Pet owners say discriminating landlords distorting vacancy rates
Erika Lagyjanszki is about to make the move from Toronto to Calgary to start her business as a wedding photographer and a new life with her boyfriend.
Looking for a place should have been a breeze for the two given the uptick in vacancy rates in Calgary as of late.
In fact, according to the Canadian Mortgage and Housing Corp. (CMHC), in the Calgary CMA, the overall apartment vacancy rate increased year-over-year from 1.4 per cent in April 2014 to 3.2 per cent in April 2015.
“The increase in the vacancy rate was a result of the universe of rental apartments in Calgary rising at a faster pace than demand for rental units,” said Christina Butchart, principal market analyst with CMHC.
“In-migration to the city was lower over the past year, easing growth in the demand for rental apartments. At the same time, the number of rental apartments in the Calgary CMA increased, as almost 900 apartments were added to the rental universe.”
However, despite the variety of living accommodations available, Lagyjanszki found it difficult to find a landlord who would accept her other roommate – a two-year-old husky/collie cross Bailey.
“The landlords at a lot of the places my boyfriend and I looked at said no pets were allowed at all,” she said. “And the ones that did allow pets wanted an extra $500 non-refundable deposit.
Knowing Bailey, paying an extra $500 is unnecessary. She’s not destructive.
“It’s already expensive enough because you have to put down first and last month’s rent.”
A request for an additional pet deposit is not unheard of, said Gerry Baxter, executive director of the Calgary Residential Rental Association.
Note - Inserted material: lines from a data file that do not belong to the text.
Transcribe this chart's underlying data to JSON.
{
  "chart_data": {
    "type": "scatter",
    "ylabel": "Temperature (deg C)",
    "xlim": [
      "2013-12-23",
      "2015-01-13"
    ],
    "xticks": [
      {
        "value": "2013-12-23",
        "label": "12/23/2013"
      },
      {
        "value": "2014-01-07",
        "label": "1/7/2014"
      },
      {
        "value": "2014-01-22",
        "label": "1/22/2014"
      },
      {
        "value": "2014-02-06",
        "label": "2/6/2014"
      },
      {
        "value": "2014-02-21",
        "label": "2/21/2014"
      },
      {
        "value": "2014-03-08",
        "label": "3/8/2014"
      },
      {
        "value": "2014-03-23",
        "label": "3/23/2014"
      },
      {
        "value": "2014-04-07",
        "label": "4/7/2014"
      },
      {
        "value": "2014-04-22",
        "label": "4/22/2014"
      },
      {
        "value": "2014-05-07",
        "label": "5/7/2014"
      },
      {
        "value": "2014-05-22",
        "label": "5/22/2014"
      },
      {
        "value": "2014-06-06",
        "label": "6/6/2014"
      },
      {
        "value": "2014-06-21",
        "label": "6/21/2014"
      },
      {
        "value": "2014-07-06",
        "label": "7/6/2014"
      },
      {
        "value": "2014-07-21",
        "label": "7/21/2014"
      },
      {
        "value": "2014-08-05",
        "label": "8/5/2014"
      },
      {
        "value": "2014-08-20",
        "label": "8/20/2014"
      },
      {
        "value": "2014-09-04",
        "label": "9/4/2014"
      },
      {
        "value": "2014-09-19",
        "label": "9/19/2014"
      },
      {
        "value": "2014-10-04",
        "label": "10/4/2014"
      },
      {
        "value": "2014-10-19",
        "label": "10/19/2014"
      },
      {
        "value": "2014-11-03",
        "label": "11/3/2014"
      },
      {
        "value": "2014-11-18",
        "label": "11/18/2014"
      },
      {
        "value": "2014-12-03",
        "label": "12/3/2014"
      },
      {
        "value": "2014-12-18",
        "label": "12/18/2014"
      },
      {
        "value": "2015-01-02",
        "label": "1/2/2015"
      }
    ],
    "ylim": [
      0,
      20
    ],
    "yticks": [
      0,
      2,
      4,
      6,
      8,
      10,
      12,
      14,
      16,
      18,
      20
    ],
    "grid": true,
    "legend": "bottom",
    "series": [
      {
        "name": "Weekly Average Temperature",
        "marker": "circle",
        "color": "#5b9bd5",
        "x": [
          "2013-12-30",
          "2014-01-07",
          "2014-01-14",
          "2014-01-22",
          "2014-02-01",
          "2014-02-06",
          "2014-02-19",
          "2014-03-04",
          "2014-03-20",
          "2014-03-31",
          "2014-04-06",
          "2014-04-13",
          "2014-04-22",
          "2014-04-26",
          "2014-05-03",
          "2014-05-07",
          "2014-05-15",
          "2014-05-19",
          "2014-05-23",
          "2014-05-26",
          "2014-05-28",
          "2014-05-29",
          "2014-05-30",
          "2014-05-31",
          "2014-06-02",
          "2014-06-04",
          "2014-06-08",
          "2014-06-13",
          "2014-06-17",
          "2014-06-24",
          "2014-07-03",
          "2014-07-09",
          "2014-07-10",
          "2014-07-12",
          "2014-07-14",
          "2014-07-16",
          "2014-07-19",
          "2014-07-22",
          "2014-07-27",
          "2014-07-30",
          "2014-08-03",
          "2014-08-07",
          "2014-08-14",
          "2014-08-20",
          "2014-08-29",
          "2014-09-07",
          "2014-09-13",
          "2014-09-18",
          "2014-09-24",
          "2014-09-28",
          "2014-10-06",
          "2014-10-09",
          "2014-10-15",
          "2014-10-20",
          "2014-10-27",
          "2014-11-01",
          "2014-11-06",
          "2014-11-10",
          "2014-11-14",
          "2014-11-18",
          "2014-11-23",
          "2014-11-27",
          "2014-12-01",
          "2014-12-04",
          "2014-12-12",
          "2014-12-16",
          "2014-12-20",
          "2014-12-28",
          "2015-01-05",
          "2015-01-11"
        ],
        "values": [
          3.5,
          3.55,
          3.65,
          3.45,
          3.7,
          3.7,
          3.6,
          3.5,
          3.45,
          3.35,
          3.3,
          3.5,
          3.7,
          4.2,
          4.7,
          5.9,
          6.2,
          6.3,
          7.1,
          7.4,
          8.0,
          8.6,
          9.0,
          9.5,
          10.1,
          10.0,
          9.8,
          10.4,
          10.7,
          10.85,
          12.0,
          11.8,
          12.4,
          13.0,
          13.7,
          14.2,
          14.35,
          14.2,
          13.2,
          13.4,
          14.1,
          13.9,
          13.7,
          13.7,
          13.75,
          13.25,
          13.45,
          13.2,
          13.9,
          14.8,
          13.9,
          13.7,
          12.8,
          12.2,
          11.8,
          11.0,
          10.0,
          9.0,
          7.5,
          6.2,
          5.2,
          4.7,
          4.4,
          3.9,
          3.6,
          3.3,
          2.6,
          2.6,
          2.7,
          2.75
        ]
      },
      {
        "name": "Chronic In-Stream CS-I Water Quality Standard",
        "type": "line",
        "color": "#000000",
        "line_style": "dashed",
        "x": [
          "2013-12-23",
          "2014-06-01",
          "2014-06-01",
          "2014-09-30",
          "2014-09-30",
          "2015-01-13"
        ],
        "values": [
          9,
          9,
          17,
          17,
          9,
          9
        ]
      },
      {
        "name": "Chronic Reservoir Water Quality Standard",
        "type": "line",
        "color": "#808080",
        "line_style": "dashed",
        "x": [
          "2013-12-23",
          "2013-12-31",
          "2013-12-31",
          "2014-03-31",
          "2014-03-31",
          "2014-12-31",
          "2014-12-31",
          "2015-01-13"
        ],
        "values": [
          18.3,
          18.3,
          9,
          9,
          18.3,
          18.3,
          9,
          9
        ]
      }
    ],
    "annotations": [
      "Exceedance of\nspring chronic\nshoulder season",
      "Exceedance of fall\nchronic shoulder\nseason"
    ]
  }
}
Given the issue of pets is not included in the Residential Tenancies Act, the decision to allow pets is often a contractual agreement between the landlord and the tenant.
“Because it’s a contractual issue between landlords and tenants, it can vary from landlord to landlord,” said Baxter. “There’s no guideline or standard.”
Baxter said many landlords refuse to rent to people with pets because of the damage the animal can incur on their properties. This can include a ban on all pets, not just traditional companions like cats and dogs.
“I knew a landlord who rented to someone who had a pet ghekko that was fed live crickets,” said Baxter. “The crickets escaped and the building had an infestation. It costs thousands of dollars to bring an exterminator in and clean the building.”
While Baxter acknowledges the majority of pet owners are responsible people, it’s the irresponsible ones that make it hard for landlords to trust them.
“We all know there are people who bring in pets and allow them to run the house,” he said. “It’s evident when you go through those houses and the mess you see. We’ve seen basements full of dog excrement and backyards that are destroyed because the owners didn’t clean up after their pet.
“It’s because of these irresponsible pet owners why many landlords won’t allow it. The sad part about this is it makes it really hard for the majority of people who are responsible.”
One of those people being Lagyjanszki.
While her boyfriend is already settled in Calgary, Lagyjanszki is hoping to join him in October. Only thing? The place he is living in now doesn’t allow pets. Lagyjanszki is hoping a talk with the landlord might convince them to change their mind and policy about pets. If not, she says they’ll have to look for a new place.
“The only option would be to break the lease and try and get a pet-friendly place,” she says. “Giving away the dog is not an option. She’s a part of our family.”